Doğum günleri, hani pastanın üzerine bir mum dikersiniz ve dilek tutup üflersiniz. Ben çok küçükken dilek tutardım. Ve derdim ki her seferinde; Allah’ım bana barbie bebek evi, bisiklet, annemler yanımda olsun, bazı yıllar olamazlardı ve ama istisnasız onlardan ayrı geçirdiğim zamanlarda İstanbul’a dönüşlerini doğum günüme getirmişlerdir. Ve ben doğum günümü asla onlarsız geçirmemişimdir. Ve her dileğim kabul olmuştur. İstediğim her şey geç bile olsa olmuştur. Bu yıl ise dilek tutuyorum yine; bakalım olacak mı? Biliyorum olacağını ama ben bir şey fark ediyorum. Büyüdükçe dilekleriniz kendinizden daha çok başkaları için oluyor ve o dilekler maddi istekler yerine manevi isteklere bırakıyor. Benimki öyle oldu. Bu yılda dilek diliyorum gerçekleşeceğine eminim. Birde doğum gününüzde sizi arayanlar vardır hani bilirsiniz asla o unutmaz dersiniz. 25 senedir benim öyle biri var.
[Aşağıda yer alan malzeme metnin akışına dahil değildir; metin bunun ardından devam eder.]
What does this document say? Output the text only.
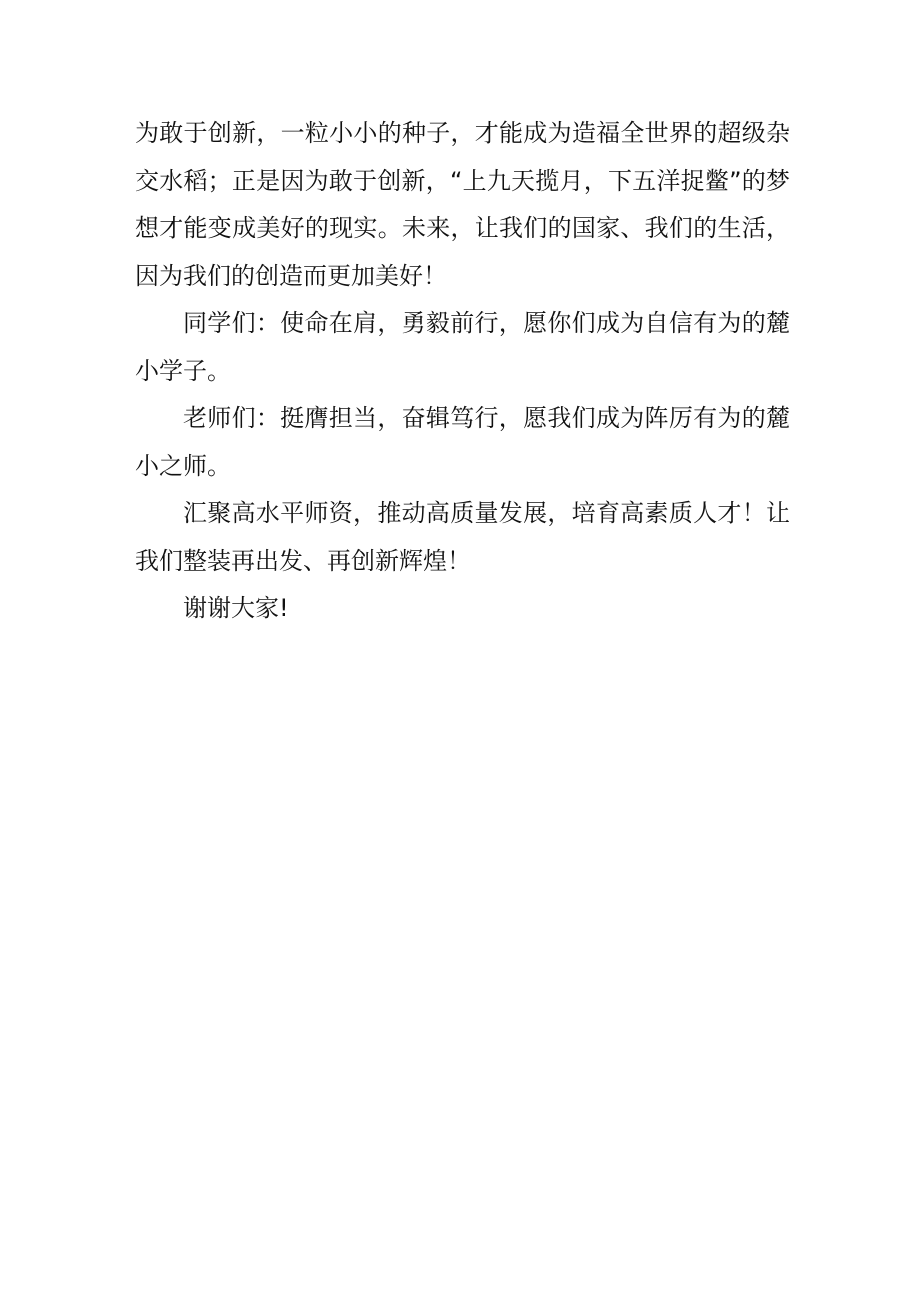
为敢于创新，一粒小小的种子，才能成为造福全世界的超级杂交水稻；正是因为敢于创新，“上九天揽月，下五洋捉鳖”的梦想才能变成美好的现实。未来，让我们的国家、我们的生活，因为我们的创造而更加美好！

同学们：使命在肩，勇毅前行，愿你们成为自信有为的麓小学子。

老师们：挺膺担当，奋辑笃行，愿我们成为阵厉有为的麓小之师。

汇聚高水平师资，推动高质量发展，培育高素质人才！让我们整装再出发、再创新辉煌！

谢谢大家!
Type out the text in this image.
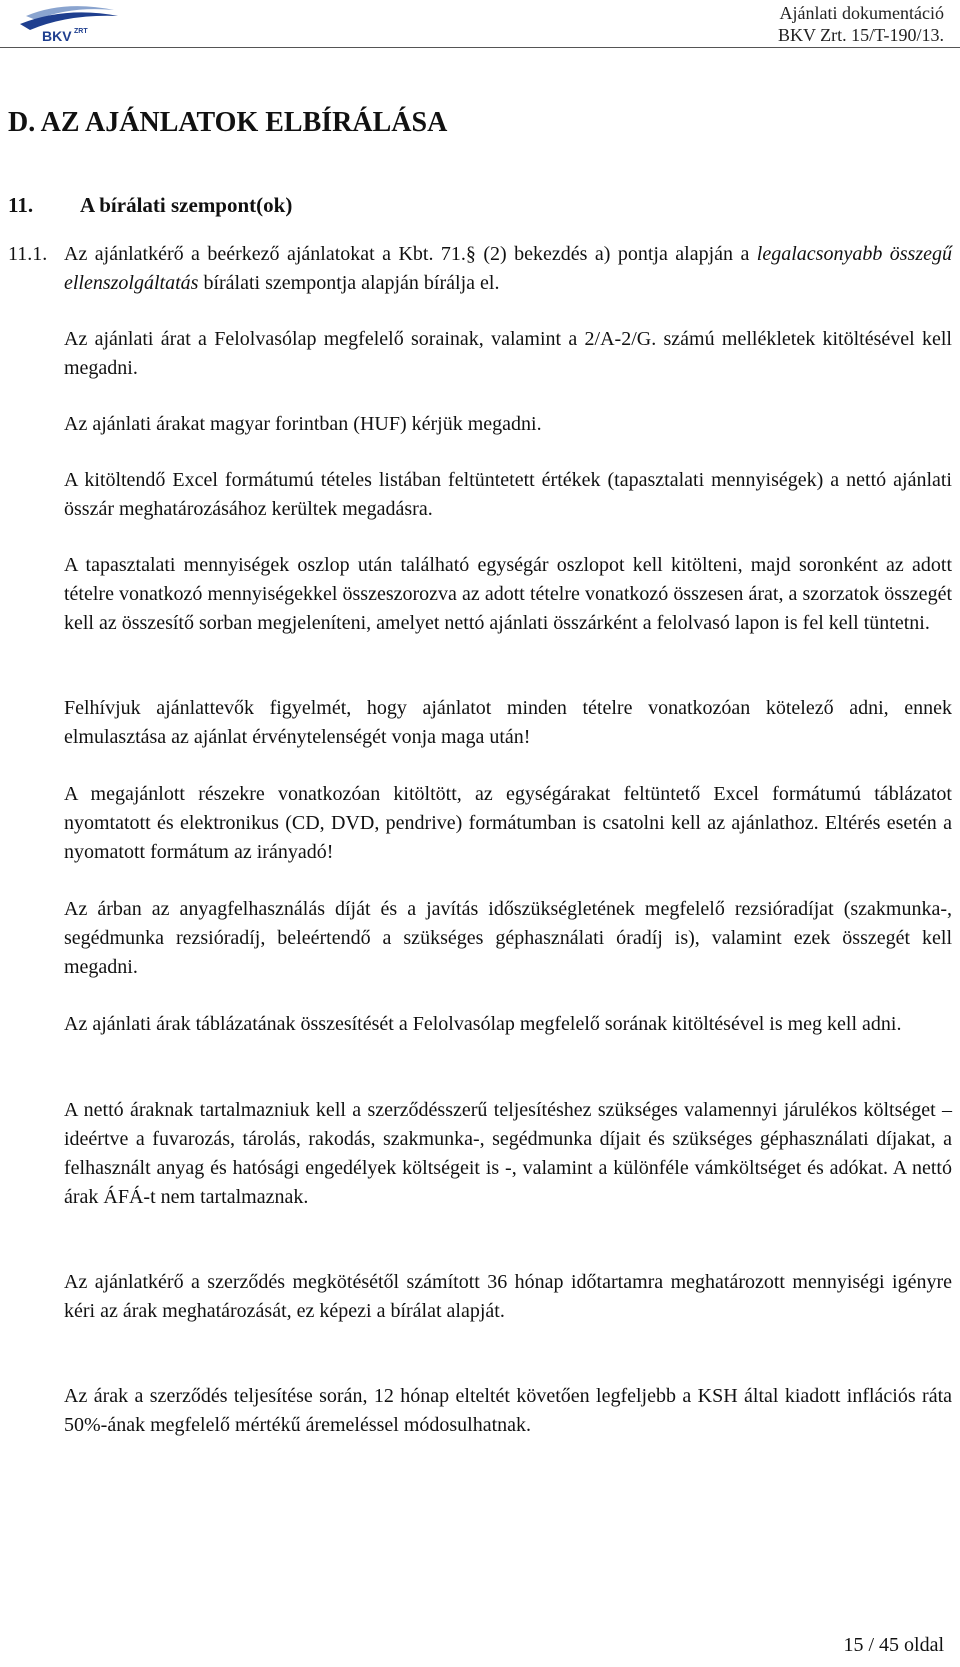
BKV ZRT
Ajánlati dokumentáció
BKV Zrt. 15/T-190/13.
D. AZ AJÁNLATOK ELBÍRÁLÁSA
11. A bírálati szempont(ok)
11.1. Az ajánlatkérő a beérkező ajánlatokat a Kbt. 71.§ (2) bekezdés a) pontja alapján a legalacsonyabb összegű ellenszolgáltatás bírálati szempontja alapján bírálja el.

Az ajánlati árat a Felolvasólap megfelelő sorainak, valamint a 2/A-2/G. számú mellékletek kitöltésével kell megadni.

Az ajánlati árakat magyar forintban (HUF) kérjük megadni.

A kitöltendő Excel formátumú tételes listában feltüntetett értékek (tapasztalati mennyiségek) a nettó ajánlati összár meghatározásához kerültek megadásra.

A tapasztalati mennyiségek oszlop után található egységár oszlopot kell kitölteni, majd soronként az adott tételre vonatkozó mennyiségekkel összeszorozva az adott tételre vonatkozó összesen árat, a szorzatok összegét kell az összesítő sorban megjeleníteni, amelyet nettó ajánlati összárként a felolvasó lapon is fel kell tüntetni.

Felhívjuk ajánlattevők figyelmét, hogy ajánlatot minden tételre vonatkozóan kötelező adni, ennek elmulasztása az ajánlat érvénytelenségét vonja maga után!

A megajánlott részekre vonatkozóan kitöltött, az egységárakat feltüntető Excel formátumú táblázatot nyomtatott és elektronikus (CD, DVD, pendrive) formátumban is csatolni kell az ajánlathoz. Eltérés esetén a nyomatott formátum az irányadó!

Az árban az anyagfelhasználás díját és a javítás időszükségletének megfelelő rezsióradíjat (szakmunka-, segédmunka rezsióradíj, beleértendő a szükséges géphasználati óradíj is), valamint ezek összegét kell megadni.

Az ajánlati árak táblázatának összesítését a Felolvasólap megfelelő sorának kitöltésével is meg kell adni.

A nettó áraknak tartalmazniuk kell a szerződésszerű teljesítéshez szükséges valamennyi járulékos költséget – ideértve a fuvarozás, tárolás, rakodás, szakmunka-, segédmunka díjait és szükséges géphasználati díjakat, a felhasznált anyag és hatósági engedélyek költségeit is -, valamint a különféle vámköltséget és adókat. A nettó árak ÁFÁ-t nem tartalmaznak.

Az ajánlatkérő a szerződés megkötésétől számított 36 hónap időtartamra meghatározott mennyiségi igényre kéri az árak meghatározását, ez képezi a bírálat alapját.

Az árak a szerződés teljesítése során, 12 hónap elteltét követően legfeljebb a KSH által kiadott inflációs ráta 50%-ának megfelelő mértékű áremeléssel módosulhatnak.

15 / 45 oldal
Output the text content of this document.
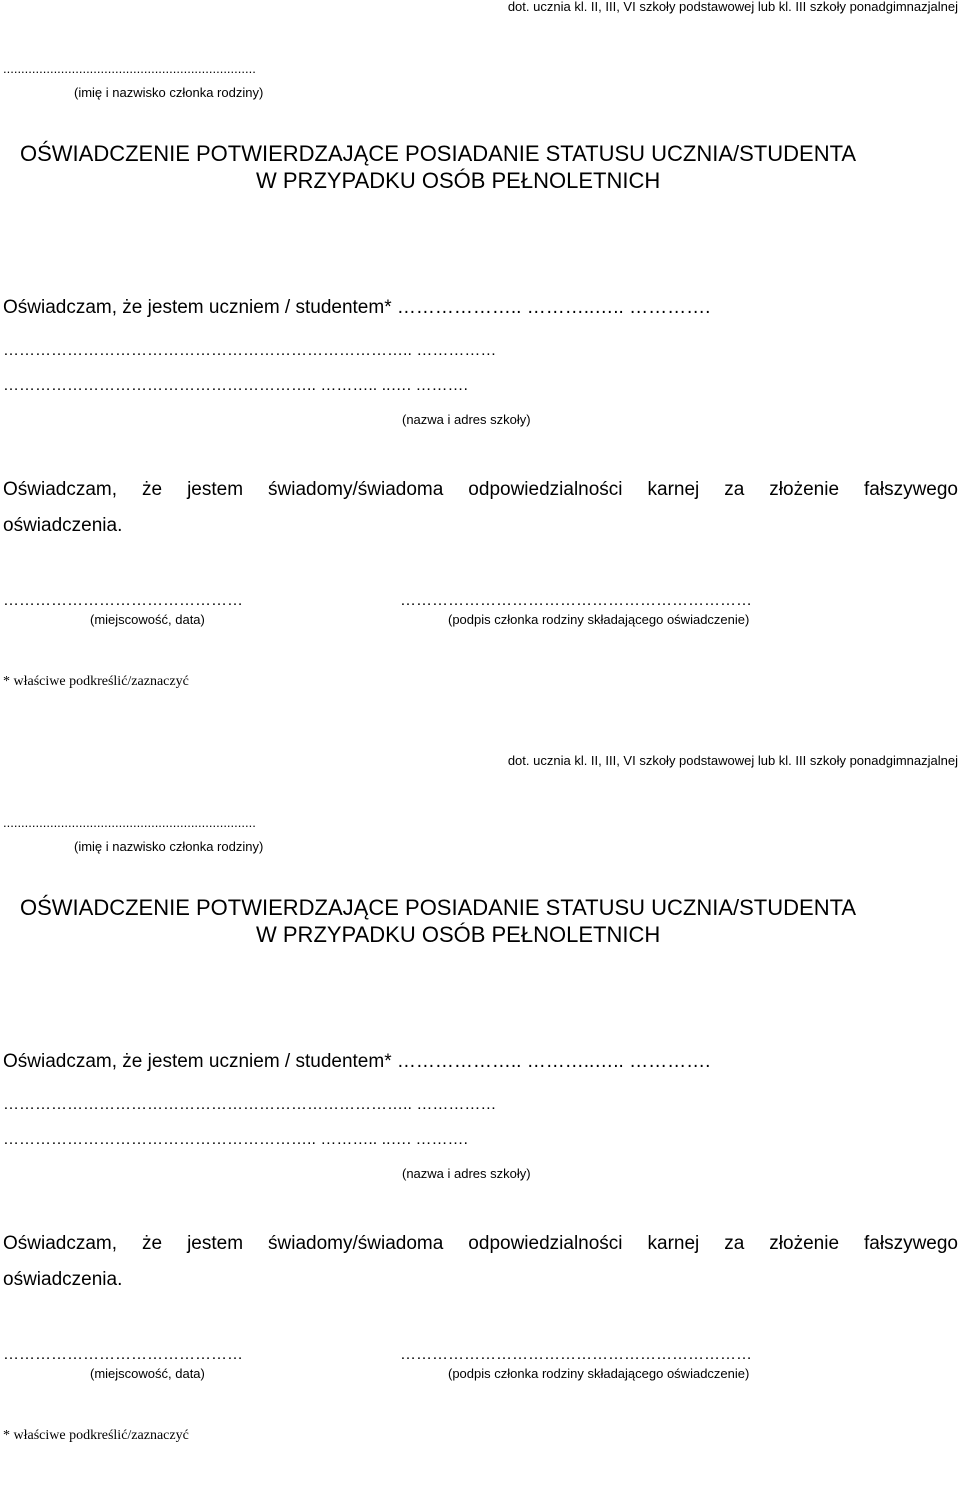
dot. ucznia kl. II, III, VI szkoły podstawowej lub kl. III szkoły ponadgimnazjalnej

......................................................................

(imię i nazwisko członka rodziny)

OŚWIADCZENIE POTWIERDZAJĄCE POSIADANIE STATUSU UCZNIA/STUDENTA

W PRZYPADKU OSÓB PEŁNOLETNICH

Oświadczam, że jestem uczniem / studentem* ……………….. ………..….. ………….

………………………………………………………………….. ……………

………………………………………………….. ……….. ..…. ……….

(nazwa i adres szkoły)

Oświadczam, że jestem świadomy/świadoma odpowiedzialności karnej za złożenie fałszywego

oświadczenia.

………………………………………	…………………………………………………………

(miejscowość, data)	(podpis członka rodziny składającego oświadczenie)

* właściwe podkreślić/zaznaczyć

dot. ucznia kl. II, III, VI szkoły podstawowej lub kl. III szkoły ponadgimnazjalnej

......................................................................

(imię i nazwisko członka rodziny)

OŚWIADCZENIE POTWIERDZAJĄCE POSIADANIE STATUSU UCZNIA/STUDENTA

W PRZYPADKU OSÓB PEŁNOLETNICH

Oświadczam, że jestem uczniem / studentem* ……………….. ………..….. ………….

………………………………………………………………….. ……………

………………………………………………….. ……….. ..…. ……….

(nazwa i adres szkoły)

Oświadczam, że jestem świadomy/świadoma odpowiedzialności karnej za złożenie fałszywego

oświadczenia.

………………………………………	…………………………………………………………

(miejscowość, data)	(podpis członka rodziny składającego oświadczenie)

* właściwe podkreślić/zaznaczyć
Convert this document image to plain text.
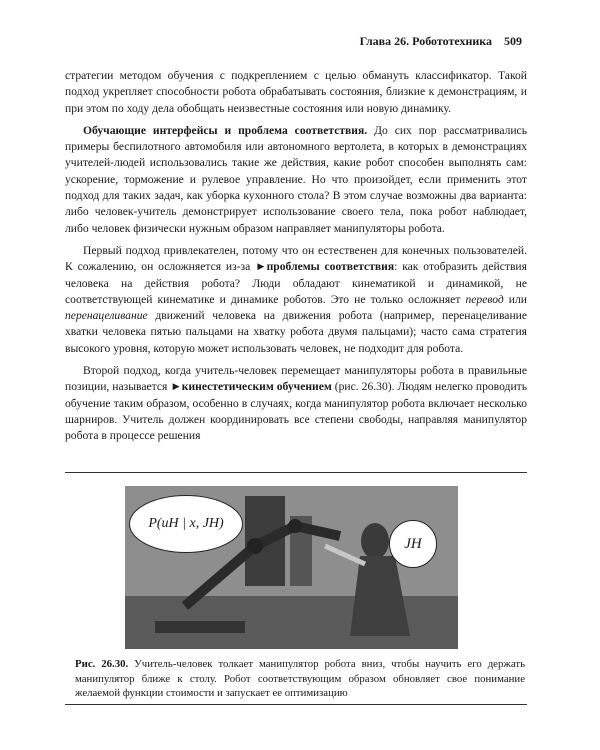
Глава 26. Робототехника 509

стратегии методом обучения с подкреплением с целью обмануть классификатор. Такой подход укрепляет способности робота обрабатывать состояния, близкие к демонстрациям, и при этом по ходу дела обобщать неизвестные состояния или новую динамику.

Обучающие интерфейсы и проблема соответствия. До сих пор рассматривались примеры беспилотного автомобиля или автономного вертолета, в которых в демонстрациях учителей-людей использовались такие же действия, какие робот способен выполнять сам: ускорение, торможение и рулевое управление. Но что произойдет, если применить этот подход для таких задач, как уборка кухонного стола? В этом случае возможны два варианта: либо человек-учитель демонстрирует использование своего тела, пока робот наблюдает, либо человек физически нужным образом направляет манипуляторы робота.

Первый подход привлекателен, потому что он естественен для конечных пользователей. К сожалению, он осложняется из-за ►проблемы соответствия: как отобразить действия человека на действия робота? Люди обладают кинематикой и динамикой, не соответствующей кинематике и динамике роботов. Это не только осложняет перевод или перенацеливание движений человека на движения робота (например, перенацеливание хватки человека пятью пальцами на хватку робота двумя пальцами); часто сама стратегия высокого уровня, которую может использовать человек, не подходит для робота.

Второй подход, когда учитель-человек перемещает манипуляторы робота в правильные позиции, называется ►кинестетическим обучением (рис. 26.30). Людям нелегко проводить обучение таким образом, особенно в случаях, когда манипулятор робота включает несколько шарниров. Учитель должен координировать все степени свободы, направляя манипулятор робота в процессе решения

P(uH | x, JH)
JH
Рис. 26.30. Учитель-человек толкает манипулятор робота вниз, чтобы научить его держать манипулятор ближе к столу. Робот соответствующим образом обновляет свое понимание желаемой функции стоимости и запускает ее оптимизацию
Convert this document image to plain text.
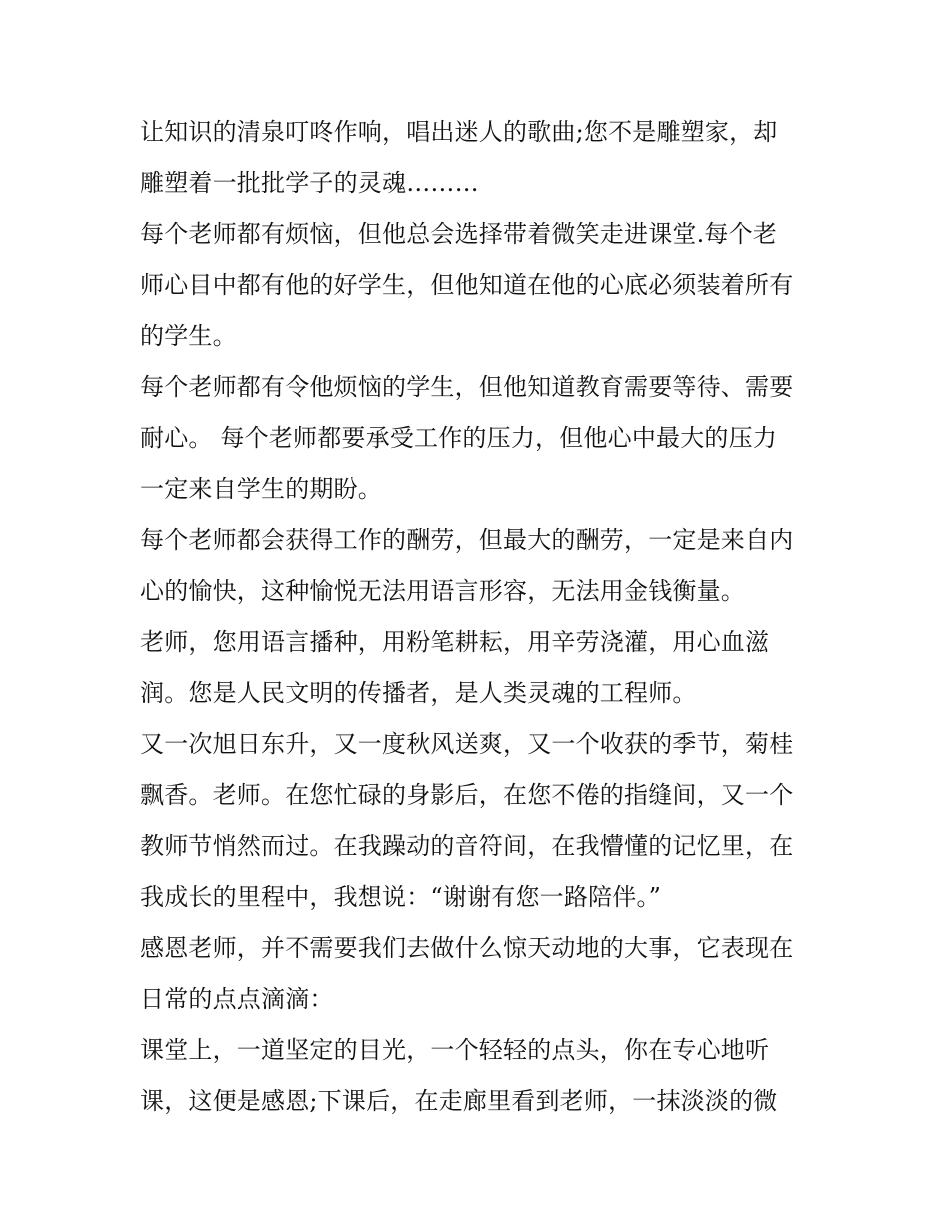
让知识的清泉叮咚作响，唱出迷人的歌曲;您不是雕塑家，却
雕塑着一批批学子的灵魂………
每个老师都有烦恼，但他总会选择带着微笑走进课堂.每个老
师心目中都有他的好学生，但他知道在他的心底必须装着所有
的学生。
每个老师都有令他烦恼的学生，但他知道教育需要等待、需要
耐心。 每个老师都要承受工作的压力，但他心中最大的压力
一定来自学生的期盼。
每个老师都会获得工作的酬劳，但最大的酬劳，一定是来自内
心的愉快，这种愉悦无法用语言形容，无法用金钱衡量。
老师，您用语言播种，用粉笔耕耘，用辛劳浇灌，用心血滋
润。您是人民文明的传播者，是人类灵魂的工程师。
又一次旭日东升，又一度秋风送爽，又一个收获的季节，菊桂
飘香。老师。在您忙碌的身影后，在您不倦的指缝间，又一个
教师节悄然而过。在我躁动的音符间，在我懵懂的记忆里，在
我成长的里程中，我想说：“谢谢有您一路陪伴。”
感恩老师，并不需要我们去做什么惊天动地的大事，它表现在
日常的点点滴滴：
课堂上，一道坚定的目光，一个轻轻的点头，你在专心地听
课，这便是感恩;下课后，在走廊里看到老师，一抹淡淡的微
Ama biliyorum yarın beni aramayacak. Kırgınız birbirimize. Ama unutmadığını çok iyi biliyorum. Unutmaz çünkü biz kardeşiz kardeşler birbirini asla unutmaz. Nerden mi biliyorum? Çünkü bende onunkini unutmadım. Hatırladım ama kutlayamadım. 25 yaşında kendime yazdığım bu yazıda dileğimde; herkes için gerçekten sevip de kırgın olduğunuz kişilerle kırgınlıkların unutulmasıdır ama gerçekten sevdiklerinizle. Benim gerçekleşmesini istediğim dileklerim var ama sanırım en büyüğü bu. Biraz melankolik yazı oldu ama napabilirim. Yaş ilerliyor insan duygusallaşıyor.
ps: gerçekten sevdiklerinizle barışmanız diğeğiyle:P (hani bazılarının ve özelliklede sevmedikleriniz yani yüzünü bile görmek istemezsiniz)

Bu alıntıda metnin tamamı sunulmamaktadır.